Perhaps this is a distraction unique to the solemnly-stodgy liturgical denominations, those in the odd habit of sitting in pews and looking forwards. I mean, of course, Distraction By Baby. There you are, happily staring down the liturgy, when over the shoulder in front of you rises a cherubic glitter of eyes and cheeks, some gurgle of joy or hunger – who knows which is which – and you are left with a conundrum. Baby or God?
But of course, such a distraction is never really a distraction, and there exists no such conundrum between a baby and God. Babies, after all, are the most beautiful things in the world. Therefore, one might as well gaze upon a baby as a work of stained-glass in order to lift his heart to the Creator. I understand it’s a strike against my writing career that I only ever quote the same writer, but whatever, let Gilbert talk:
But the humorous look of children is perhaps the most endearing of all the bonds that hold the Cosmos together. Their top-heavy dignity is more touching than any humility; their solemnity gives us more hope for all things than a thousand carnivals of optimism; their large and lustrous eyes seem to hold all the stars in their astonishment; their fascinating absence of nose seems to give to us the most perfect hint of the humour that awaits us in the kingdom of heaven.
I cannot help but agree, these midget creatures destroy depression faster than a handle of Walker Percy’s favorite bourbon.
http://www.youtube.com/watch?v=CQo2FJPLeQk
So there I was, in divinely inspired and rapt contemplation of a baby. Actually, it was a child-toddler-young thing with a few teeth and spacial-awareness. Regardless, I was watching this child squirm in his father’s lap, and I noticed something strange. The father had him pinned across the belly with a big, strong carpenter’s arm, covered in that manly fleece of hair that as a child I was always fascinated by – and am still at least mildly jealous of, though I have no doubts in my eventual attainment of manhood – full of the veined, muscled strength of a father. What was interesting was that the child was certainly straining, one would hardly argue that, but he was not straining to be free of his father. He’d squirm against the strong arm, look up at his father’s face and smile. He’d squirm again. He tried no new tactics, no slipping under his father’s arm, no new and original squirm. He just repeated the same motion of pushing against his father’s arm, feeling the resistance of it, and settling back in his father’s lap, smiling. The father paid no mind; he simply held his child.
The beauty of the thing was articulated thousands of years ago, by the Psalmist who said, “Your law is my delight.” As human beings, we want rules. We want freedom, of course, but we’d most especially like rules that allow us to be specially free. The Moral Law, when lived all around, keeps us free from fear. When lived by ourselves, it frees us from the slavery of addiction to sin. We push and strain, sure, but there is great joy in the strong arm of our Father, that embraces us and says, “no further, lest you lose your freedom and joy.”
The modern world would have the Father move his arm and let the child run off into the crowd. “Don’t pressure us with your morality!” they cry, pressuring us with that peculiar morality of relativism.
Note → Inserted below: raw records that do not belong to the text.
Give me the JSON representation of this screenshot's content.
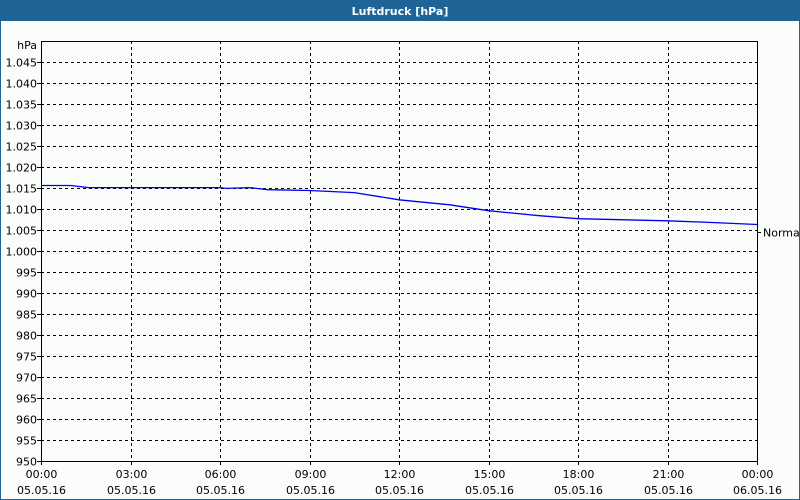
{
  "window": {
    "title": "Luftdruck [hPa]",
    "title_bar_color": "#1e6496"
  },
  "chart_data": {
    "type": "line",
    "title": "Luftdruck [hPa]",
    "ylabel": "hPa",
    "xlabel": "",
    "ylim": [
      950,
      1050
    ],
    "yticks": [
      950,
      955,
      960,
      965,
      970,
      975,
      980,
      985,
      990,
      995,
      1000,
      1005,
      1010,
      1015,
      1020,
      1025,
      1030,
      1035,
      1040,
      1045
    ],
    "ytick_labels": [
      "950",
      "955",
      "960",
      "965",
      "970",
      "975",
      "980",
      "985",
      "990",
      "995",
      "1.000",
      "1.005",
      "1.010",
      "1.015",
      "1.020",
      "1.025",
      "1.030",
      "1.035",
      "1.040",
      "1.045"
    ],
    "xlim_hours": [
      0,
      24
    ],
    "xticks": [
      {
        "time": "00:00",
        "date": "05.05.16"
      },
      {
        "time": "03:00",
        "date": "05.05.16"
      },
      {
        "time": "06:00",
        "date": "05.05.16"
      },
      {
        "time": "09:00",
        "date": "05.05.16"
      },
      {
        "time": "12:00",
        "date": "05.05.16"
      },
      {
        "time": "15:00",
        "date": "05.05.16"
      },
      {
        "time": "18:00",
        "date": "05.05.16"
      },
      {
        "time": "21:00",
        "date": "05.05.16"
      },
      {
        "time": "00:00",
        "date": "06.05.16"
      }
    ],
    "grid": true,
    "series": [
      {
        "color": "#0000ee",
        "x_hours": [
          0,
          1,
          1.6,
          3,
          6,
          6.2,
          7,
          7.6,
          9,
          10.5,
          12,
          13.7,
          15,
          16.7,
          18,
          21,
          22.4,
          24
        ],
        "values": [
          1015.6,
          1015.6,
          1015.1,
          1015.1,
          1015.1,
          1014.9,
          1015.1,
          1014.6,
          1014.4,
          1013.9,
          1012.2,
          1011.0,
          1009.6,
          1008.4,
          1007.7,
          1007.2,
          1006.8,
          1006.3
        ]
      }
    ],
    "annotations": [
      {
        "label": "Normal",
        "value": 1004.5
      }
    ]
  }
}
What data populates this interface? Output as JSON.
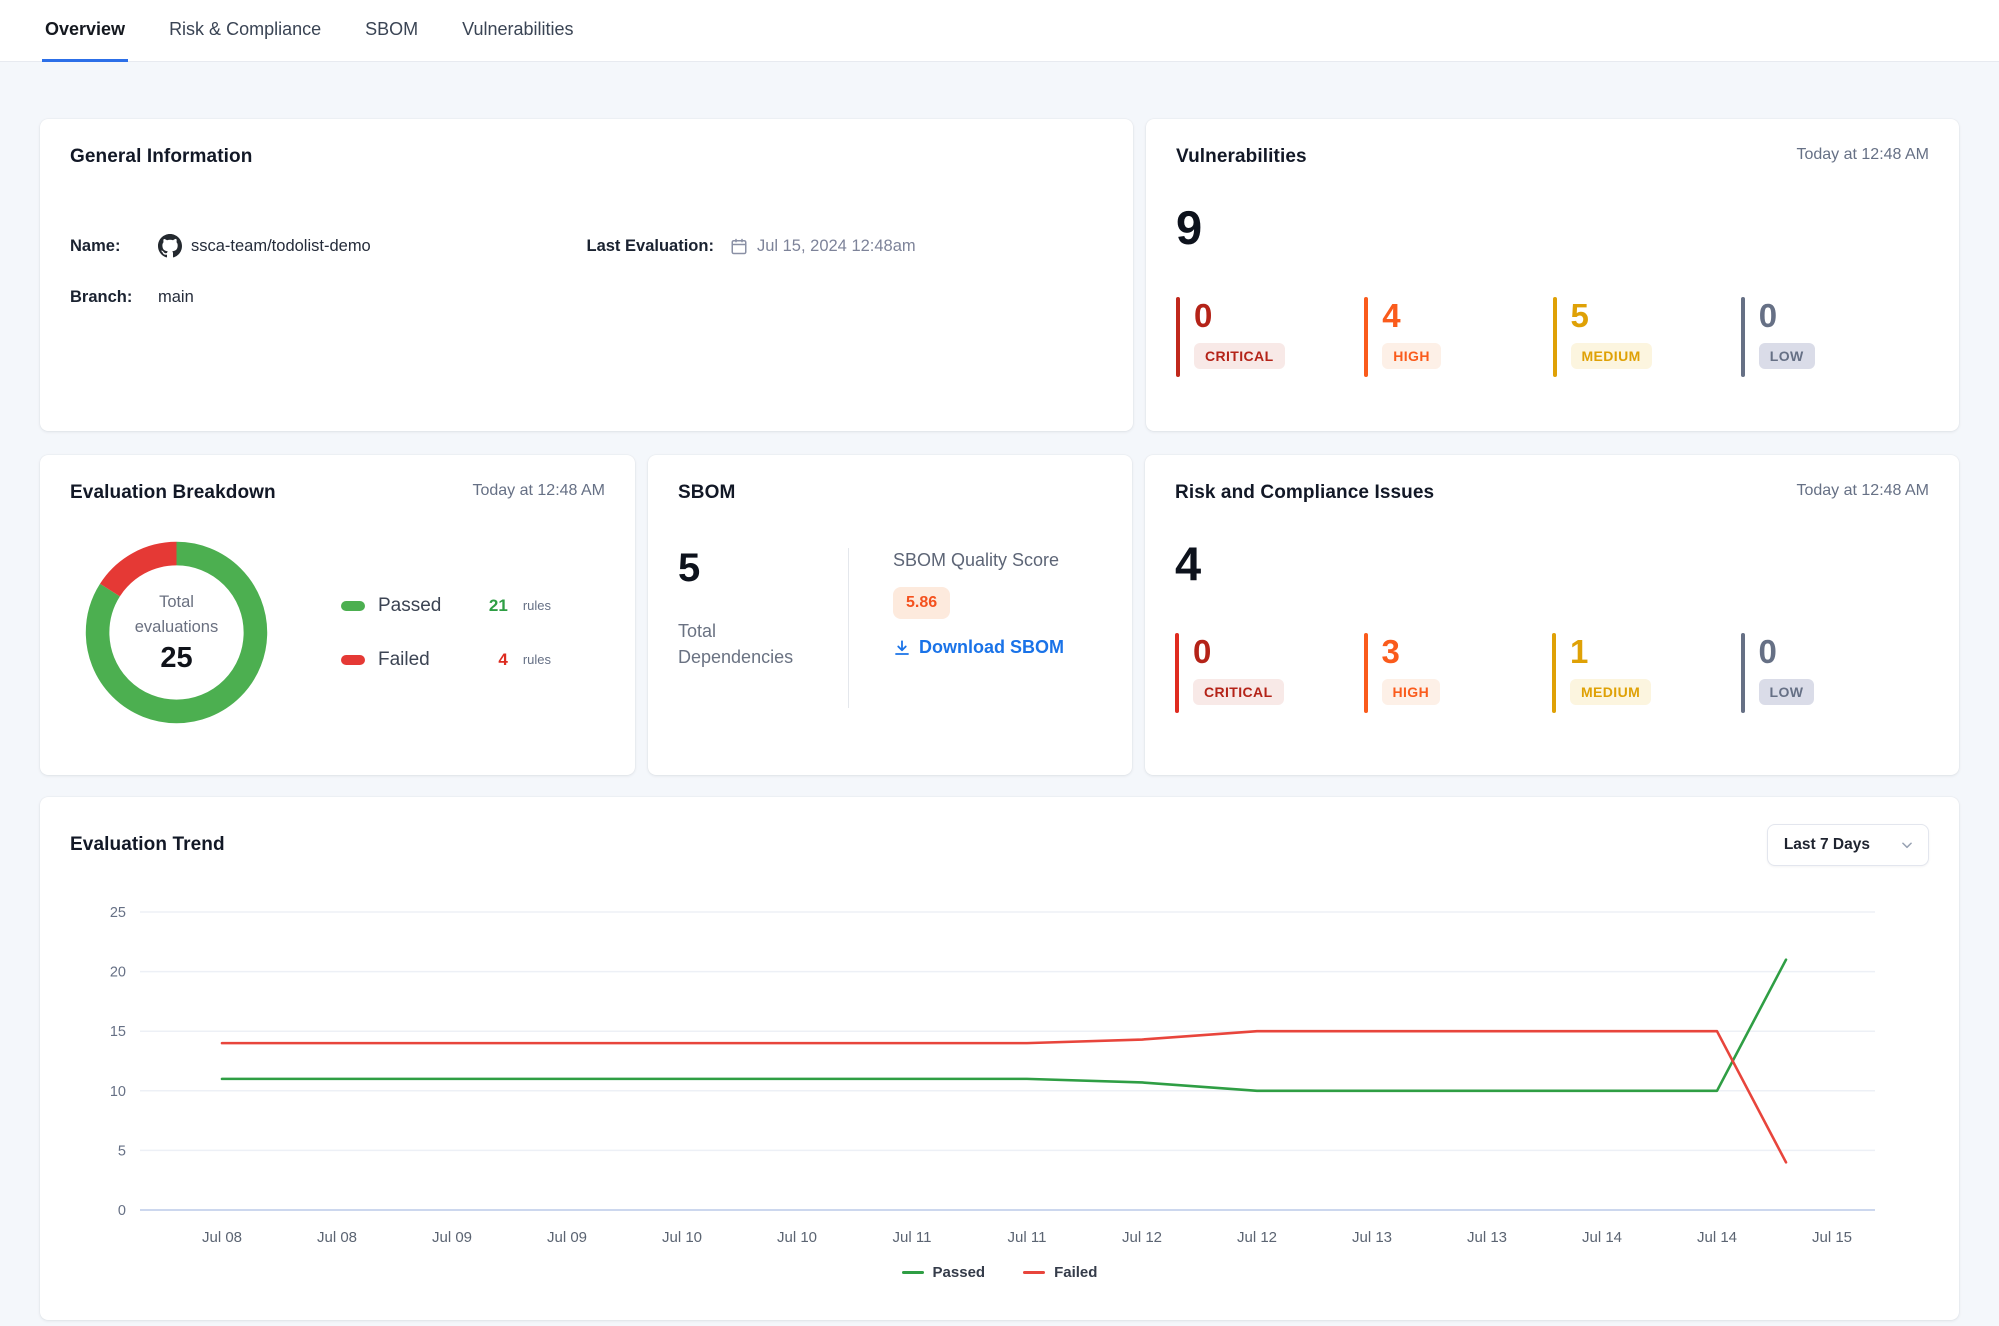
{
  "tabs": [
    {
      "label": "Overview",
      "active": true
    },
    {
      "label": "Risk & Compliance",
      "active": false
    },
    {
      "label": "SBOM",
      "active": false
    },
    {
      "label": "Vulnerabilities",
      "active": false
    }
  ],
  "general": {
    "title": "General Information",
    "name_label": "Name:",
    "name_value": "ssca-team/todolist-demo",
    "branch_label": "Branch:",
    "branch_value": "main",
    "last_eval_label": "Last Evaluation:",
    "last_eval_value": "Jul 15, 2024 12:48am"
  },
  "vulnerabilities": {
    "title": "Vulnerabilities",
    "timestamp": "Today at 12:48 AM",
    "total": "9",
    "severities": [
      {
        "label": "CRITICAL",
        "value": "0",
        "color": "#b42318",
        "bar": "#c0281c",
        "bg": "#f8e9e7"
      },
      {
        "label": "HIGH",
        "value": "4",
        "color": "#fa5b1c",
        "bar": "#fa5b1c",
        "bg": "#fdf0e7"
      },
      {
        "label": "MEDIUM",
        "value": "5",
        "color": "#dfa106",
        "bar": "#dfa106",
        "bg": "#fcf5df"
      },
      {
        "label": "LOW",
        "value": "0",
        "color": "#667085",
        "bar": "#667085",
        "bg": "#dadce8"
      }
    ]
  },
  "evaluation_breakdown": {
    "title": "Evaluation Breakdown",
    "timestamp": "Today at 12:48 AM",
    "center_label": "Total evaluations",
    "total": "25",
    "donut": {
      "passed": 21,
      "failed": 4,
      "passed_color": "#4caf50",
      "failed_color": "#e53935"
    },
    "legend": [
      {
        "label": "Passed",
        "value": "21",
        "unit": "rules",
        "swatch": "#4caf50",
        "value_color": "#2e9e44"
      },
      {
        "label": "Failed",
        "value": "4",
        "unit": "rules",
        "swatch": "#e53935",
        "value_color": "#dd2c20"
      }
    ]
  },
  "sbom": {
    "title": "SBOM",
    "total": "5",
    "total_label": "Total Dependencies",
    "score_label": "SBOM Quality Score",
    "score": "5.86",
    "download_label": "Download SBOM"
  },
  "risk": {
    "title": "Risk and Compliance Issues",
    "timestamp": "Today at 12:48 AM",
    "total": "4",
    "severities": [
      {
        "label": "CRITICAL",
        "value": "0",
        "color": "#b42318",
        "bar": "#df2b20",
        "bg": "#f8e9e7"
      },
      {
        "label": "HIGH",
        "value": "3",
        "color": "#fa5b1c",
        "bar": "#fa5b1c",
        "bg": "#fdf0e7"
      },
      {
        "label": "MEDIUM",
        "value": "1",
        "color": "#dfa106",
        "bar": "#dfa106",
        "bg": "#fcf5df"
      },
      {
        "label": "LOW",
        "value": "0",
        "color": "#667085",
        "bar": "#667085",
        "bg": "#dadce8"
      }
    ]
  },
  "trend": {
    "title": "Evaluation Trend",
    "range_label": "Last 7 Days"
  },
  "chart_data": {
    "type": "line",
    "title": "Evaluation Trend",
    "x": [
      "Jul 08",
      "Jul 08",
      "Jul 09",
      "Jul 09",
      "Jul 10",
      "Jul 10",
      "Jul 11",
      "Jul 11",
      "Jul 12",
      "Jul 12",
      "Jul 13",
      "Jul 13",
      "Jul 14",
      "Jul 14",
      "Jul 15"
    ],
    "series": [
      {
        "name": "Passed",
        "color": "#2f9e44",
        "values": [
          11,
          11,
          11,
          11,
          11,
          11,
          11,
          11,
          10.7,
          10,
          10,
          10,
          10,
          10,
          21
        ]
      },
      {
        "name": "Failed",
        "color": "#e8453c",
        "values": [
          14,
          14,
          14,
          14,
          14,
          14,
          14,
          14,
          14.3,
          15,
          15,
          15,
          15,
          15,
          4
        ]
      }
    ],
    "ylim": [
      0,
      25
    ],
    "yticks": [
      0,
      5,
      10,
      15,
      20,
      25
    ],
    "grid": true,
    "legend_position": "bottom",
    "last_point_offset": 0.6
  }
}
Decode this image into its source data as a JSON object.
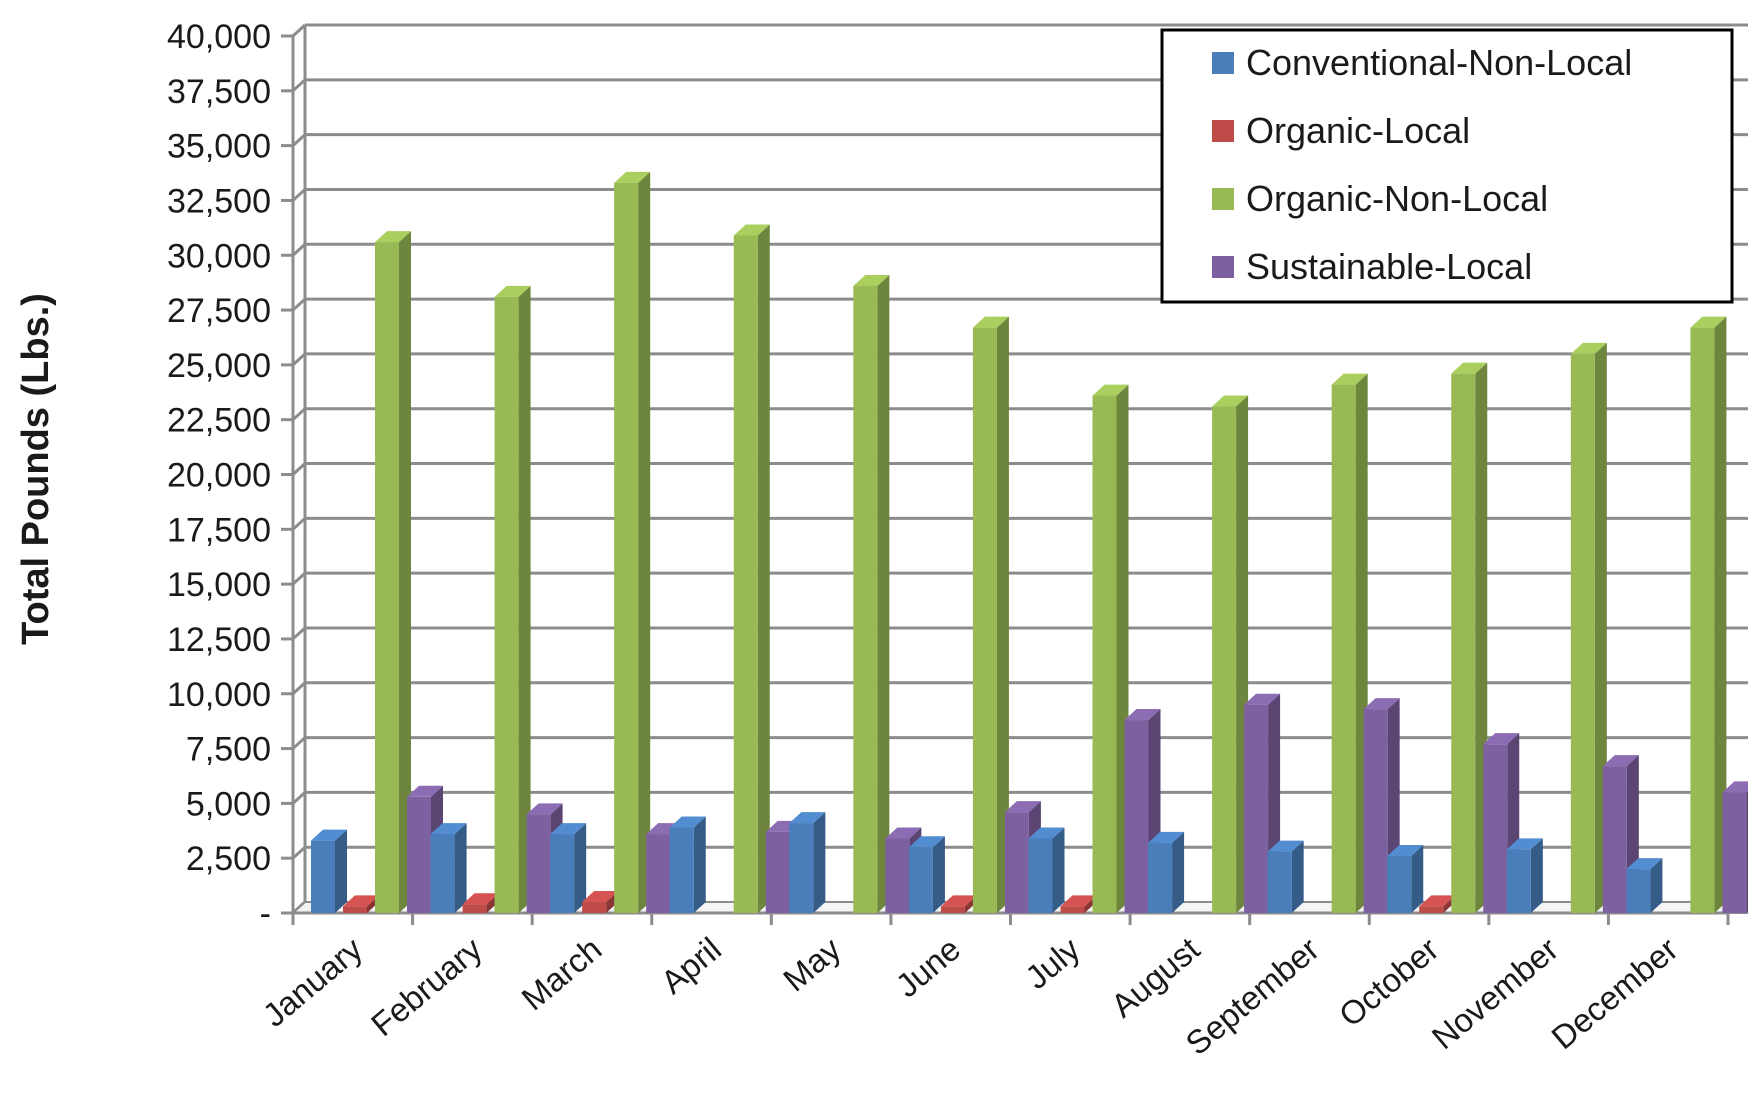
{
  "chart_data": {
    "type": "bar",
    "title": "",
    "xlabel": "",
    "ylabel": "Total Pounds (Lbs.)",
    "ylim": [
      0,
      40000
    ],
    "y_ticks": [
      0,
      2500,
      5000,
      7500,
      10000,
      12500,
      15000,
      17500,
      20000,
      22500,
      25000,
      27500,
      30000,
      32500,
      35000,
      37500,
      40000
    ],
    "y_tick_labels": [
      "-",
      "2,500",
      "5,000",
      "7,500",
      "10,000",
      "12,500",
      "15,000",
      "17,500",
      "20,000",
      "22,500",
      "25,000",
      "27,500",
      "30,000",
      "32,500",
      "35,000",
      "37,500",
      "40,000"
    ],
    "categories": [
      "January",
      "February",
      "March",
      "April",
      "May",
      "June",
      "July",
      "August",
      "September",
      "October",
      "November",
      "December"
    ],
    "series": [
      {
        "name": "Conventional-Non-Local",
        "color": "#4a7ebb",
        "values": [
          3300,
          3600,
          3600,
          3900,
          4100,
          3000,
          3400,
          3200,
          2800,
          2600,
          2900,
          2000
        ]
      },
      {
        "name": "Organic-Local",
        "color": "#be4b48",
        "values": [
          300,
          400,
          500,
          0,
          0,
          300,
          300,
          0,
          0,
          300,
          0,
          0
        ]
      },
      {
        "name": "Organic-Non-Local",
        "color": "#98b954",
        "values": [
          30600,
          28100,
          33300,
          30900,
          28600,
          26700,
          23600,
          23100,
          24100,
          24600,
          25500,
          26700
        ]
      },
      {
        "name": "Sustainable-Local",
        "color": "#7d60a0",
        "values": [
          5300,
          4500,
          3600,
          3700,
          3400,
          4600,
          8800,
          9500,
          9300,
          7700,
          6700,
          5500
        ]
      }
    ],
    "grid": true,
    "legend_position": "top-right",
    "style": "3d-clustered-column"
  }
}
But this I guarantee. Had the father in front of me moved his arm and allowed the child to slip off his lap, the child would have clambered back on again. If he were to never, ever impose his strong arm, the child would not have a father, nor the father a child, and neither would feel any more joyful, and neither any more free. Let us be delighted then, by the law of our God, who demands of his children all sorts of contradictions to the demands of the modern world. He asks for faith, hope and love, for instance, as well as His tougher requests for monogamy, purity and obedience. Let’s shock the world by remaining in His arms.